Released the same year as Muriel’s Wedding, Richard Franklin’s adaptation of the 1990 play of the same name by Hannie Rayson feels rather anachronistic both in form and content. Soaked in nostalgia for classic beachside Australia of the 1970s and featuring a literary typology of characters and Chekov Downunder dialogue, it is far removed from the brassy iconoclasm of Paul J. Hogan’s film, yet remarkably the time period is the same for both films.

Partly this is the intended result of the production design as one of the themes of the film is the changing times and the disappearance of the Australia of yesteryear. Partly it is the legacy of Rayson’s dialogue which feels very stagey although surprisingly Franklin and fellow adapter Peter Fitzpatrick won an AFI Award for the Best Screenplay (presumably overlooking Caroline Goodall's unfortunate line "I'm looking for Dick").
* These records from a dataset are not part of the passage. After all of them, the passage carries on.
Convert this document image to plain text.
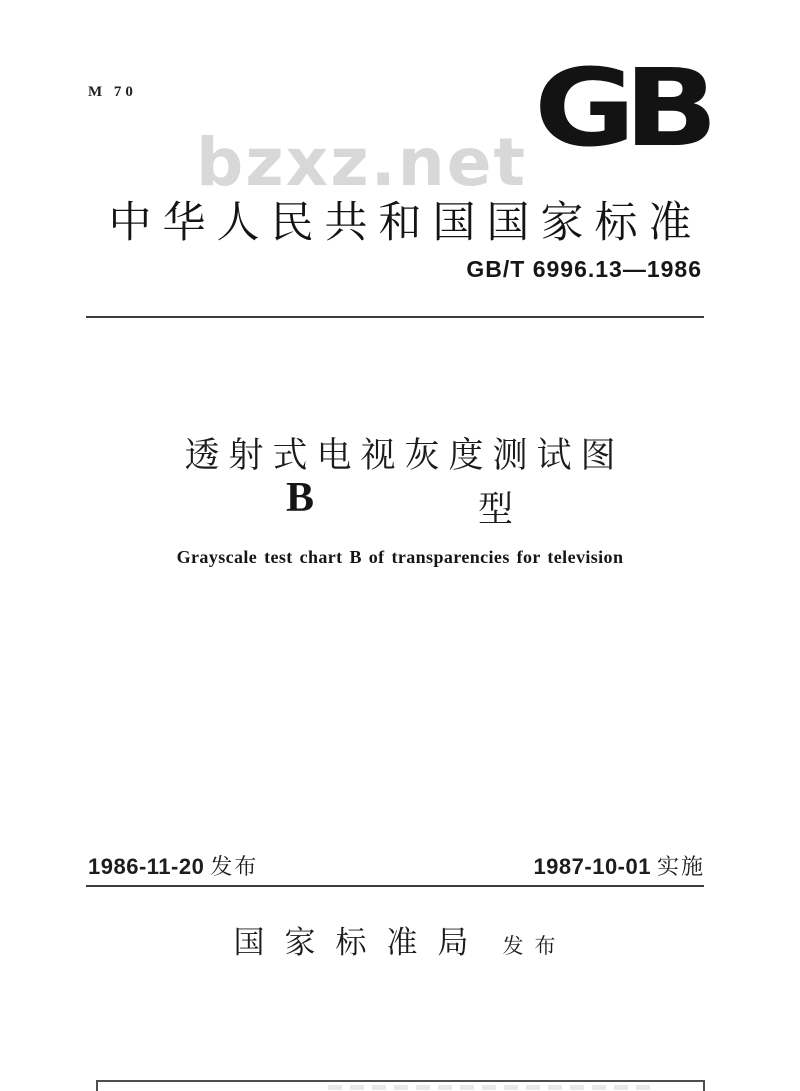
M 70	GB
bzxz.net
中华人民共和国国家标准
GB/T 6996.13—1986
透射式电视灰度测试图
B	型
Grayscale test chart B of transparencies for television
1986-11-20 发布	1987-10-01 实施
国家标准局 发布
If the passing of an era is the over-arching theme, to the fore is the story of a fraught reunion set in the once-sleepy Victorian seaside hamlet of Sorrento. Sensible Hilary Moynihan (Caroline Gillmer) still lives in the family home with her father (Ray Barrett), insecure Pippa (Tara Morice) has returned from New York full of enthusiasm for American entrepreneurialism whilst Booker-nominated novelist Meg (Caroline Goodall) is on a flying visit from London.

There are two thematic threads to this foreground story. One is a cultural commentary, abetted by the presence of two other characters (played by Joan Plowright and John Hargreaves), the other is a looming dark family secret. If the sheer wordiness of former is too close to its stage origins, Franklin handles the second much better, owing, one suspects, a large debt in this respect to Robert Altman’s Come Back To The 5 And Dime, Jimmy Dean, Jimmy Dean (1982) which he could have studied to greater effect (and one would have to say that the passing of the father is glossed over with remarkable ease).

Performances are good all-round although Ray Barrett’s AFI for Best Performance by an Actor in a Supporting Role seems over-generous, its accuracy notwithstanding and the cast make the rather dense script come to life. In the final analysis however it is probably as a valediction to the passing of a way of life, nicely captured in the two book-ended sequences, that the film works best.

FYI: Rachel Perkins' Radiance (1998) would handled a similar scenario whilst Jackie McKimmie's Waiting (1991) is a comparable antecedent.

 DVD Extras: Director's Commentary; Inside Hotel Sorrento; Trailer.